The heatmap of the top 10 differentially expressed gene sets of these 5 MP subclusters is shown in Figure 5B. Specifically, mature DCs expressed high levels of genes including RNASE1, LGMN, SELENOP, FOLR2, C1QB, FABP4, LYVE1, C1QC, C1QA, and SLC40A1; cDC1 expressed high levels of genes including FCER1A, CCR7, CD1C, RGS1, IL1R2, CLEC10A, HLA-DPB1, NAPSB, HLA-DQB1, and GPR183; monocytes expressed high levels of genes including S100A8, S100A9, SERPINB2, CCL20, EREG, IL1B, FCN1, CD52, SOD2, and OLR1; cDC2 expressed high levels of genes including DNASE1L3, IRF8, CPVL, C1orf54, CADM1, S100B, CPNE3, SLAMF7, and CLEC9A; and macrophages expressed high levels of genes including CCL22, LAMP3, BIRC3, WFDC21P, MARCKSL1, FSCN1, CD1E, ID2, and EBI3. GO enrichment analysis (Figure 5C) indicated that MPs in HOE were enriched in genes associated with pathways of neutrophil activation, neutrophil degranulation, T-cell activation, regulation of cell–cell adhesion, etc.

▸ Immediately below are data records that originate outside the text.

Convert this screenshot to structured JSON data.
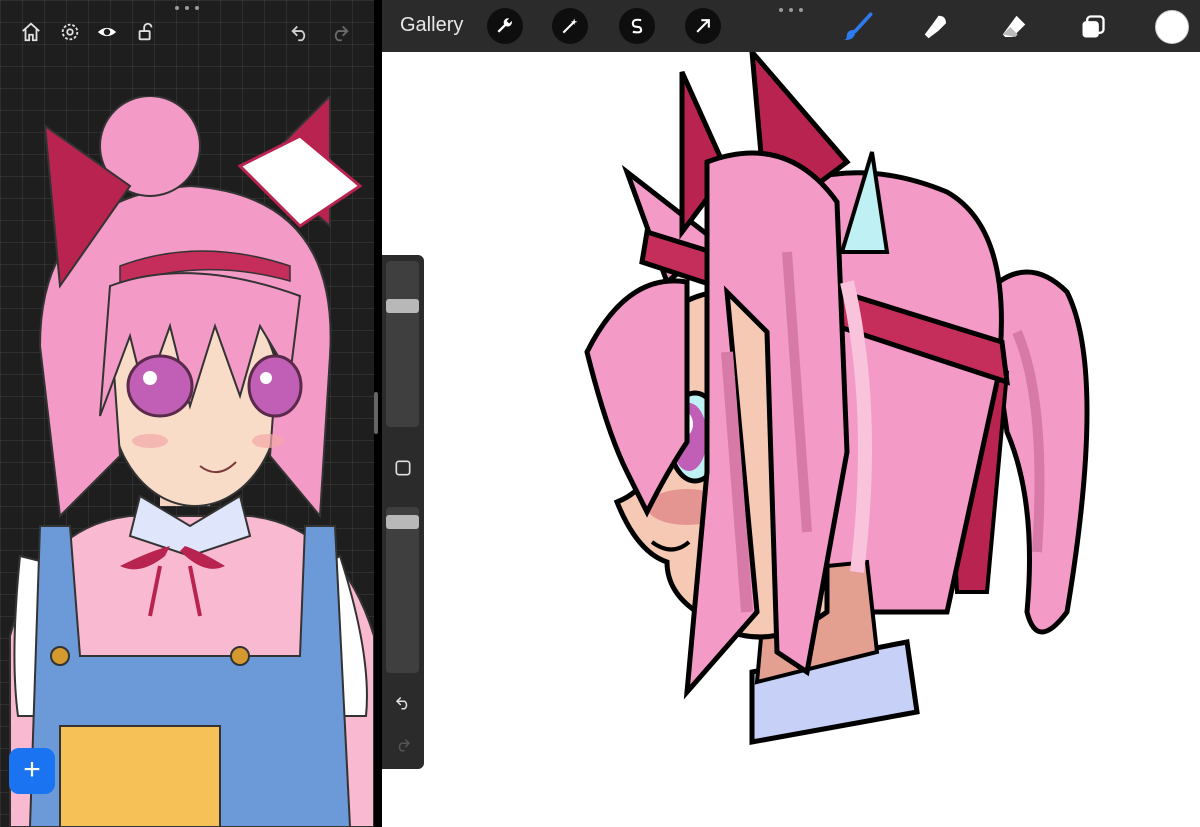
{
  "top_bar": {
    "gallery_label": "Gallery",
    "left_tools": [
      "wrench-icon",
      "magic-wand-icon",
      "selection-icon",
      "transform-arrow-icon"
    ],
    "right_tools": [
      "brush-icon",
      "smudge-icon",
      "eraser-icon",
      "layers-icon"
    ],
    "active_tool": "brush-icon",
    "active_color": "#2e7bf0",
    "current_color": "#ffffff"
  },
  "reference_panel": {
    "tools": [
      "home-icon",
      "settings-icon",
      "eye-icon",
      "unlock-icon",
      "undo-icon",
      "redo-icon"
    ],
    "add_button_label": "+",
    "add_button_color": "#1a73f0"
  },
  "side_panel": {
    "brush_size": 0.25,
    "brush_opacity": 0.05,
    "buttons": [
      "modify-square-icon",
      "undo-icon",
      "redo-icon"
    ]
  },
  "colors": {
    "hair_pink": "#f49ac6",
    "hair_shadow": "#d87aa8",
    "ear_red": "#b8234f",
    "skin": "#f6c9b5",
    "skin_shade": "#e3a090",
    "overalls_blue": "#6c9ad8",
    "shirt_pink": "#f9b9d0",
    "collar": "#c7d0f6",
    "eye_purple": "#c05fb5"
  }
}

The GSVA of the hallmark gene sets among the five MP subclusters, as shown in Figure 5D, showed that mature DCs showed heightened activities of the IL-7 receptor, thiosulfate thiol sulfurtransferase, and eosinophil extravasation; cDC1 showed heightened activities of IL-33 production, fractalkine production, and translational initiation by iron; monocytes showed heightened activities of uridine phosphorylase and neutrophil aggregation; cDC2 was enriched with activities of the IL-1 receptor and eosinophil extravasation; and macrophages were enriched with activities of the complement component C1 complex, edge cell differentiation, oligodendrocyte apoptotic process, and phagolysosome membrane. The dot plots were used to compare the proportion of MPs expressing subcluster-specific markers and their scaled relative expression levels, as shown in Figure 5E. Mature DCs showed higher expression levels of BIRC3, LAMP2, RGS1, CCR7, and MARCKSL1. cDC1 showed higher expression levels of C1orf54, CPVL, IRF8, NAPSB, and DNASE1L3. Monocytes showed higher expression levels of EREG, S100A9, S100A8, and CCL20. cDC2 showed higher expression levels of FCER1A, CD1C, and IL1R2. Macrophages showed higher expression levels of C1QB, SELENOP, RNASE1, FOLR2, and LGMN. The heatmap of the differentially expressed transcriptional factors of the five MP subclusters is shown in Figure 5F. Mature DCs showed higher expression levels of transcriptional factors HOXD11, IRX3, RUNX3, TBX2, ZNF841, ZNF491, ZNF23, ZNF225, and AR. cDC1 showed higher expression levels of transcriptional factors HAND2, CRX, SMAD9, PAX5, IRF8, XPA, NR5A2, and TFAP4. Monocytes showed higher expression levels of transcriptional factors MYC, XBP1, GATA3, NHLH1, FOSL1, TCF4, IRF7, TBR1, ELF4, and MAFA. cDC2 showed higher expression levels of transcriptional factors EZH2, POU2AF1, PRDM1, FOXC2, IRF4, and EGR3. Macrophages showed higher expression levels of transcriptional factors HOXB6, NFIA, NR1H3, ETV5, SHOX2, MXD4, POLR3G, MAFB, MAF, and TCF12.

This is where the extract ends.